Analyze API calls to find direct endpoints that might be easier to scrape than the rendered page.

const { chromium } = require('playwright');

(async () => {
  const browser = await chromium.launch();
  const page = await browser.newPage();

  page.on('request', request => {
    console.log('Request URL:', request.url());
  });

  page.on('response', response => {
    console.log('Response URL:', response.url(), 'Status:', response.status());
  });

  await page.goto('https://example.com');
  await browser.close();
})();

Blocking Unwanted Requests

For websites heavy with images, advertisements, or large style files, you may want to block certain resource types to speed up your data collection. With Playwright, you can intercept requests before they’re made:

await page.route('**/*', (route) => {
  const request = route.request();
  const resourceType = request.resourceType();
  if (['image', 'stylesheet', 'font'].includes(resourceType)) {
    route.abort();
  } else {
    route.continue();
  }
});

Extracting JSON from APIs

Often, modern sites fetch data from JSON-based APIs. If you can identify these API calls, you might skip HTML parsing entirely and scrape data directly from the source:

page.on('response', async (response) => {
  if (response.request().url().includes('/api/products')) {
    const jsonData = await response.json();
    console.log('API Data:', jsonData);
  }
});

Using Proxies with Playwright

Proxies are essential in any serious scraping project, especially when dealing with high-volume or region-specific data. A proxy acts as an intermediary between your scraping script and the target website, masking your real IP address and potentially rotating through different IPs to prevent blocking.

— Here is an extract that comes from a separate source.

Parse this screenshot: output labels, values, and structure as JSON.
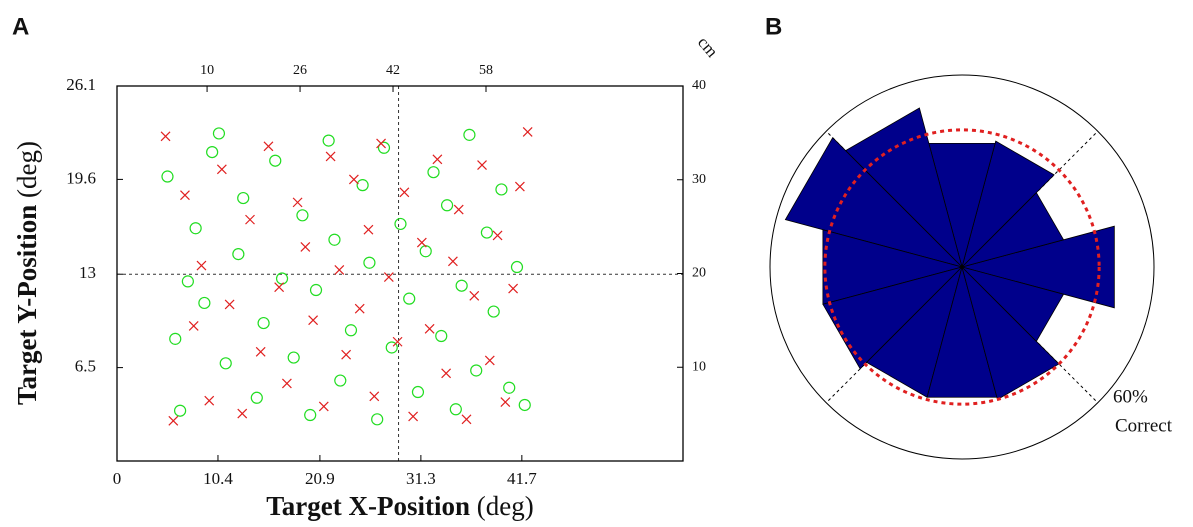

const { chromium } = require('playwright');

(async () => {
  const browser = await chromium.launch({
    headless: true,
    proxy: {
      server: 'http://your-proxy-server.com:8000',
      username: 'user123',
      password: 'pass123',
    }
  });

  const page = await browser.newPage();
  await page.goto('https://whatismyipaddress.com/');
  const ipInfo = await page.locator('.your-ip').textContent();
  console.log('Detected IP Address:', ipInfo);

  await browser.close();
})();

Selecting the Right Proxy Provider

Residential Proxies: Tend to be more reputable to websites (less likely to be blacklisted) but are often slower and more expensive.
Datacenter Proxies: Faster and cheaper, but more prone to blocks.
Rotating/Sticky Sessions: Choose rotating proxies for wide-scale scraping; choose sticky sessions for tasks where session continuity is essential (like logging into a site).

If you need high-quality proxy solutions, you can explore services like ScrapingForge.com. Such services often come with specialized infrastructure designed for web scraping, including rotating IPs, geo-targeting, and built-in CAPTCHA handling.

Playwright vs. Puppeteer vs. Selenium

Feature	Playwright	Puppeteer	Selenium
Browser Support	Chromium, Firefox, WebKit	Chromium only	All major browsers
Modern APIs	✅	✅	❌
Community	Strong (Microsoft)	Good (Google)	Mature, legacy
Best For	Modern scraping, testing	Chromium automation	Enterprise legacy

Conclusion

Playwright offers a fast, reliable, and cross-browser solution for web scraping. By mastering the techniques in this guide, you can build powerful and resilient scraping tools for modern websites.

Next Steps

Optimize for Scale: Schedule jobs, store in databases.
Add Resilience: Handle errors, rotate proxies.
Data Cleaning: Use libraries like cheerio or lodash.